Handelt doch ein Bildproduzent im Sinne des egozentrierten Gewinnmotivs, so erfüllt er dennoch das Mitleidsmotiv, in dem er anderen durch bildliche Dokumentation Zugang zu Welten außerhalb des eigenen Wahrnehmungskreise bietet und damit in der Lage ist, individuelle Sehnsüchte zu stillen (oder auch zu wecken) und indirekt die Identität Anderer zu verändern. Allerdings sei auch hier angemerkt, dass die bildliche Darstellung von eigenen soziokulturellen und damit auch subjektiv ethischen Prämissen, also der eigenen Identität, geprägt ist und die Entscheidung zur Veröffentlichung eines Bildes mit großer Wahrscheinlichkeit tatsächlich einem Eigeninteresse folgt. Es ist schwer vorstellbar, dass Bildmaterialien ohne Bedeutungsintention veröffentlicht werden.

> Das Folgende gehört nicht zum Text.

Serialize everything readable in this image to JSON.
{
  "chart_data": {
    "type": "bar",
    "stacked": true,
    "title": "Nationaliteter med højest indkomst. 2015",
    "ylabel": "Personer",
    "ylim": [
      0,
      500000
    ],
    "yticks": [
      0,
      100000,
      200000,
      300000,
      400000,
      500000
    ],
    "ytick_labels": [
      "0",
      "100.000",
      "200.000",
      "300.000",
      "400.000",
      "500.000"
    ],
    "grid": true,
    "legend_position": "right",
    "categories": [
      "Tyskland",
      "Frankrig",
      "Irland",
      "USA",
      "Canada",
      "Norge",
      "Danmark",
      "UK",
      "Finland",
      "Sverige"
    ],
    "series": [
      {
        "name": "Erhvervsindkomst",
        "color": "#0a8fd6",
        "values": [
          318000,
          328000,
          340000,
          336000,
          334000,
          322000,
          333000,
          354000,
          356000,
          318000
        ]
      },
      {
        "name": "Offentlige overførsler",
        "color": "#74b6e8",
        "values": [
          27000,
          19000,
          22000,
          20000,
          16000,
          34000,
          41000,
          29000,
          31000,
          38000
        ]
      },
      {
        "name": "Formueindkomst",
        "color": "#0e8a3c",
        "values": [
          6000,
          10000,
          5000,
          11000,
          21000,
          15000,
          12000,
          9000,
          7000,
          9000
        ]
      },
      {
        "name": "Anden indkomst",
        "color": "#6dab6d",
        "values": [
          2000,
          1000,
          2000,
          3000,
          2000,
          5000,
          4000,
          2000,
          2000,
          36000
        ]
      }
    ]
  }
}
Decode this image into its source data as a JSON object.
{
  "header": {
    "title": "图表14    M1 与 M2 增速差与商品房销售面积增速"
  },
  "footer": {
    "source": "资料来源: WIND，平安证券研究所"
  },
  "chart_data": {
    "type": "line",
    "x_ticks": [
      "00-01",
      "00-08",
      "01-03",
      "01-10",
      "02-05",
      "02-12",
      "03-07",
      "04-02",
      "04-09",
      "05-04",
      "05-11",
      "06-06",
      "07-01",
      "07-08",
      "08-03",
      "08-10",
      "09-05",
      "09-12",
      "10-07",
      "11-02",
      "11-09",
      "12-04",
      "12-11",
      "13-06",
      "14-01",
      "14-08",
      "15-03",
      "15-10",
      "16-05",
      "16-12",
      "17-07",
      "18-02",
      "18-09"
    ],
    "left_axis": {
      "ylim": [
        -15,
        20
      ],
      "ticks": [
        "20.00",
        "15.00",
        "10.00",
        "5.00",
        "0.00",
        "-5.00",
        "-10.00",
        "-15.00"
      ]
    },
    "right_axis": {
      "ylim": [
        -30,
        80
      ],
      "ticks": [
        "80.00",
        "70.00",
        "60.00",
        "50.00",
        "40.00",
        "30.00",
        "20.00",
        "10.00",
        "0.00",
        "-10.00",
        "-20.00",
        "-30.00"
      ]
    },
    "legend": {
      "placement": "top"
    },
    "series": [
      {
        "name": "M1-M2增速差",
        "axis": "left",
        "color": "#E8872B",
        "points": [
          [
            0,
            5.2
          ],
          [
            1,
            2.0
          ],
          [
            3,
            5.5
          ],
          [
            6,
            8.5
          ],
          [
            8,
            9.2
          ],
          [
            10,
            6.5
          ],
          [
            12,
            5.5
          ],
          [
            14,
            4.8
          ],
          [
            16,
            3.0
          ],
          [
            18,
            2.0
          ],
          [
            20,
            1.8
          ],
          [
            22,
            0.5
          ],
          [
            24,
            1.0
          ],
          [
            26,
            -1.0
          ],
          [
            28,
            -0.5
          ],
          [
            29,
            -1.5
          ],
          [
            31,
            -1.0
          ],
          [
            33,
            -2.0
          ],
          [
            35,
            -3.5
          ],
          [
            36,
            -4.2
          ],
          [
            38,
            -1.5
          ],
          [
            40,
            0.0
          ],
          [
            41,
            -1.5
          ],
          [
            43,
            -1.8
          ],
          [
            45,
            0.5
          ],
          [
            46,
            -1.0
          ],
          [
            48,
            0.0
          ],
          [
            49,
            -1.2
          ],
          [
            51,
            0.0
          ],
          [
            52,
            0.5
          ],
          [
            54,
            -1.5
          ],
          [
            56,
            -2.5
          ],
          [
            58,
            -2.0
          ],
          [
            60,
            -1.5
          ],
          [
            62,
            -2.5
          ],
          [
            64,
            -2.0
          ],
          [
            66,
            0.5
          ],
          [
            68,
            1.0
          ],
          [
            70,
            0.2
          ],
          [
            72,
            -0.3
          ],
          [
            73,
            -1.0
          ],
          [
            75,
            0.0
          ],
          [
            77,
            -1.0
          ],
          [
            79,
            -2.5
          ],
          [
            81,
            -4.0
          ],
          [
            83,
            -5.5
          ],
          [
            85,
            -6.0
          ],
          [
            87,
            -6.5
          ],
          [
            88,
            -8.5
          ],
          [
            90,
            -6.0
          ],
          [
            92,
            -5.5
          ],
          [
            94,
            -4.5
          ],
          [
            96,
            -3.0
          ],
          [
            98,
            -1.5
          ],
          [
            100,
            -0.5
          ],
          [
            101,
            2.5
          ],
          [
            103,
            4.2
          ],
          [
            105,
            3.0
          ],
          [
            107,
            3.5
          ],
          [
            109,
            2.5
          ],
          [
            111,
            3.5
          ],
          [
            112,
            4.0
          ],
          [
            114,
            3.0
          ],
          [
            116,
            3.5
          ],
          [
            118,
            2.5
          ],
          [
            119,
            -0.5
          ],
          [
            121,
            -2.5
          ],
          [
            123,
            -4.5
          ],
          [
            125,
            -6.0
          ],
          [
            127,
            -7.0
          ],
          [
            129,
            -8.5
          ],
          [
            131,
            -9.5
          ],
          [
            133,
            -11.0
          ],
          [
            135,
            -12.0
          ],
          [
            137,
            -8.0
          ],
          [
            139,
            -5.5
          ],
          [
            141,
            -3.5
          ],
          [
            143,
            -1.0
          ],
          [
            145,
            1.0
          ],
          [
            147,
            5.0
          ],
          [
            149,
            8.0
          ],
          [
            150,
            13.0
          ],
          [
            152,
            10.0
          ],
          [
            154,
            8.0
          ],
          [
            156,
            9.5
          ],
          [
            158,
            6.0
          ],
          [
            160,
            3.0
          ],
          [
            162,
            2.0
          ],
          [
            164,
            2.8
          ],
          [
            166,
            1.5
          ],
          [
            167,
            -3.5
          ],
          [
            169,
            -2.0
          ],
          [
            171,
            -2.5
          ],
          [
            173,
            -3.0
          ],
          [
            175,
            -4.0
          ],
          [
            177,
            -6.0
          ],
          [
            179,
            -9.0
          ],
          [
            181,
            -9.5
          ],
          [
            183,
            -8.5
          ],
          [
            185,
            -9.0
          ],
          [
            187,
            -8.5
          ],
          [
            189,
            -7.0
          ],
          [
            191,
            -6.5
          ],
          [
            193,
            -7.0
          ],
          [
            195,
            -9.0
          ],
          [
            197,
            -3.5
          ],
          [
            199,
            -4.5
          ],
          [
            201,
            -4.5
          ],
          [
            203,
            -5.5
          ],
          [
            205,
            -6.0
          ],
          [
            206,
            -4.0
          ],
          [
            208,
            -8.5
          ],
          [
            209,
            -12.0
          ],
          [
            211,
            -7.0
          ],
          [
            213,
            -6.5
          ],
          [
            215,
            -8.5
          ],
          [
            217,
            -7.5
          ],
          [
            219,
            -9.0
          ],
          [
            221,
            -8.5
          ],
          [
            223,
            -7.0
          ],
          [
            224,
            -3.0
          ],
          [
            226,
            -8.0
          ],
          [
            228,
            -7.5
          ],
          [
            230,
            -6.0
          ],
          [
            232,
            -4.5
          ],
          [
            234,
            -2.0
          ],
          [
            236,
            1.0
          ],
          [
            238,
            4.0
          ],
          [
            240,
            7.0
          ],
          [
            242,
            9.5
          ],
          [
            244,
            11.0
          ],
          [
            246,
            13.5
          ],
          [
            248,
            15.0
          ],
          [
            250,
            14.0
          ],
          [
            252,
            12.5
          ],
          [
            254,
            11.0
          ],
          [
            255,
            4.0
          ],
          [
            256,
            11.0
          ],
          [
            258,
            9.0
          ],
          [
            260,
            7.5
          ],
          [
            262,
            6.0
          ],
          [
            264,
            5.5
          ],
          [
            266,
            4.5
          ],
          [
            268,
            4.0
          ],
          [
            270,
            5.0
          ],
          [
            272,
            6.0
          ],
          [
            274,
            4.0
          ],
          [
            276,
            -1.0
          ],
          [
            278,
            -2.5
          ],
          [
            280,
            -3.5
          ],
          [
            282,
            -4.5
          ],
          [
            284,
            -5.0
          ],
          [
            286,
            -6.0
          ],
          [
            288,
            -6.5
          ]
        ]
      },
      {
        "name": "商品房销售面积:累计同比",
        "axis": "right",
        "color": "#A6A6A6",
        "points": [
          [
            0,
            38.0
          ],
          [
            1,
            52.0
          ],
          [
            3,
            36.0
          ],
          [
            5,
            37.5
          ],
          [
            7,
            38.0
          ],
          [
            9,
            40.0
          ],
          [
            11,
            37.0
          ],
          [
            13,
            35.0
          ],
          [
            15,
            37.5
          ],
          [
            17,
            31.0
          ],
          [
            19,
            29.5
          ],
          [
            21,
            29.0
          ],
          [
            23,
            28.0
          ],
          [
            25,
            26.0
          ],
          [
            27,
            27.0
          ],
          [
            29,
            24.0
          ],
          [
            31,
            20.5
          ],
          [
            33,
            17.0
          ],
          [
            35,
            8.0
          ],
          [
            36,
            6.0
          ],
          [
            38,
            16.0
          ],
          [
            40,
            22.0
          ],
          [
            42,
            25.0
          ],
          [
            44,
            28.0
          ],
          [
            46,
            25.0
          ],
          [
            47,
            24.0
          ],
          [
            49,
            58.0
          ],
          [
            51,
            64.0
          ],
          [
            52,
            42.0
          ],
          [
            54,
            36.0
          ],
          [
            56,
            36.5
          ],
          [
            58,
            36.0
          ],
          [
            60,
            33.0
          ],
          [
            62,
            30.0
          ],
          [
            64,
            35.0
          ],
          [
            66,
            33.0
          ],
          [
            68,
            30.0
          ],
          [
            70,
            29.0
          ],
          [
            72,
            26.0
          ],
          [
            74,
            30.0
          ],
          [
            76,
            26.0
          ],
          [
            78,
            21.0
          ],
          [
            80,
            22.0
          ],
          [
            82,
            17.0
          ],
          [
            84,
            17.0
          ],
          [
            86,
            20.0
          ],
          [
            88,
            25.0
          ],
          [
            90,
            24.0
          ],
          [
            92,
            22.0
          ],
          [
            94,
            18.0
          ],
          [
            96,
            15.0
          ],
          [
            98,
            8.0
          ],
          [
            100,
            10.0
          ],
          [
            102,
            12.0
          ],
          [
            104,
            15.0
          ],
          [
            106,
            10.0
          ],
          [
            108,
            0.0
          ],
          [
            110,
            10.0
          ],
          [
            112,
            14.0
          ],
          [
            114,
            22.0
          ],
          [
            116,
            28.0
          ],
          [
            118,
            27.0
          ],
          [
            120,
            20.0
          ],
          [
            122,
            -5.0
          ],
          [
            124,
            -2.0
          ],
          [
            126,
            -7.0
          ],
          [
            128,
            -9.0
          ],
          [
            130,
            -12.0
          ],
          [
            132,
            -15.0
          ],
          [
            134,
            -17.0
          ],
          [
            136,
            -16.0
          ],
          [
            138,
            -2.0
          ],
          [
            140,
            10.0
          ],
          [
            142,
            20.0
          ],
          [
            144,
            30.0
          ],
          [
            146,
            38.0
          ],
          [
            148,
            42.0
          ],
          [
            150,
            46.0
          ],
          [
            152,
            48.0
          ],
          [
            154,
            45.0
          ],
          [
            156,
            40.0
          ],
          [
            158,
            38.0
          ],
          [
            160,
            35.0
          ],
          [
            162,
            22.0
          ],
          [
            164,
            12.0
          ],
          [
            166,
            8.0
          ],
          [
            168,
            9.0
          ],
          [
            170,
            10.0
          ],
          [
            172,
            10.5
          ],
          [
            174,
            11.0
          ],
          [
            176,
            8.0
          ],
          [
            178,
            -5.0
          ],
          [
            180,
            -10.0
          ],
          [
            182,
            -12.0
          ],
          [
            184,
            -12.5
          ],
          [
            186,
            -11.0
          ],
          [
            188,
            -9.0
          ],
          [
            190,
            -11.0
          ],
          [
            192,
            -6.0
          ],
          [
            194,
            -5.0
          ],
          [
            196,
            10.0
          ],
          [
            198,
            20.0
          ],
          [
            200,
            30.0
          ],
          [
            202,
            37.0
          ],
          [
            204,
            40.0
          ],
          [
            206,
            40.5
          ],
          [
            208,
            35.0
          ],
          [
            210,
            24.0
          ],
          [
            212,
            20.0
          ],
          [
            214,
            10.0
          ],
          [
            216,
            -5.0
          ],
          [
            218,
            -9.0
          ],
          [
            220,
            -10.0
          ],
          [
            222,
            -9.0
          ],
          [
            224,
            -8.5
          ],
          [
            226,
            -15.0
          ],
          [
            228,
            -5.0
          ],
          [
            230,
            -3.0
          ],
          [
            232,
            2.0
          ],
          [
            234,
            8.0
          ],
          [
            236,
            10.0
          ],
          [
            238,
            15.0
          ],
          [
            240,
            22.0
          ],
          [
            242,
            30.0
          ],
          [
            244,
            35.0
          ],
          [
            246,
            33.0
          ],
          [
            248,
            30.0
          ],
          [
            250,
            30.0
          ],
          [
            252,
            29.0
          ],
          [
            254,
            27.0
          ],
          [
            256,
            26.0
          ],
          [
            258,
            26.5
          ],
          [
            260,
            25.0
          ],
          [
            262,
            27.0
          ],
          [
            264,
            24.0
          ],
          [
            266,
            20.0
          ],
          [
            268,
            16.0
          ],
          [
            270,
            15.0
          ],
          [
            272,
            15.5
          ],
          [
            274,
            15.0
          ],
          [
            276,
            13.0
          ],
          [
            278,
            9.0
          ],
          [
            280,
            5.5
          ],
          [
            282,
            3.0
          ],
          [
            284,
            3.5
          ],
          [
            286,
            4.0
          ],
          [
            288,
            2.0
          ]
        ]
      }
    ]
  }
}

Deshalb werden wir uns in der heutigen (und vor allem zukünftigen) Mediengesellschaft auch zwingend mit ethischen Fragestellungen zum verantwortungsvollen Umgang mit Bildmaterialien beschäftigen müssen. Dass es hierfür allerdings keine allgemein gültigen – sondern lediglich subjektive – Antworten geben kann, wird deutlich, wenn wir unseren Blick auf auf die drei großen ethischen Denkrichtungen schwenken. Annähernd lassen sie sich dabei wie folgt beschreiben: Richtiges Handeln bedeutet nach der deontologischen Ethik aus Pflicht, nach der teleologischen Ethik mit dem bestmöglichen Nutzen und nach der Tugendethik tugendhaft zu handeln.

Allerdings lässt sich prinzipiell nur kommunikativ bestimmen, inwiefern jemand in der Lage ist, mit sortalen Gegenständen umzugehen, da es lediglich dadurch und mit wechselseitiger Kontrolle möglich ist, stabilen Zugang zu einem nicht-anwesenden Kontext herzustellen. Dabei erfolgt der Verweis auf die Nichtanwesenheit, in dem ein Kommunikationspartner sich dem Gegenüber als jemand darstellt, der seine Aufmerksamkeit auf jenen Kontext und damit nicht nur auf die tatsächlich vorhandene Situation richtet. Damit ist gezeigt, dass das Richten der Aufmerksamkeit auf einen bestimmten Kontext eine kommunikative Handlung ist, die sich als zentral für unser Bildvermögen darstellt. Dabei sticht sofort ein weiteres Problem ins Auge: Die Rezeption der Aussage eines Bildes (da das Bild eine kommunikative Handlung darstellt) ist dann in direkter Folge abhängig von dem Modus, in dem der Rezipient ein Bild wahrnimmt.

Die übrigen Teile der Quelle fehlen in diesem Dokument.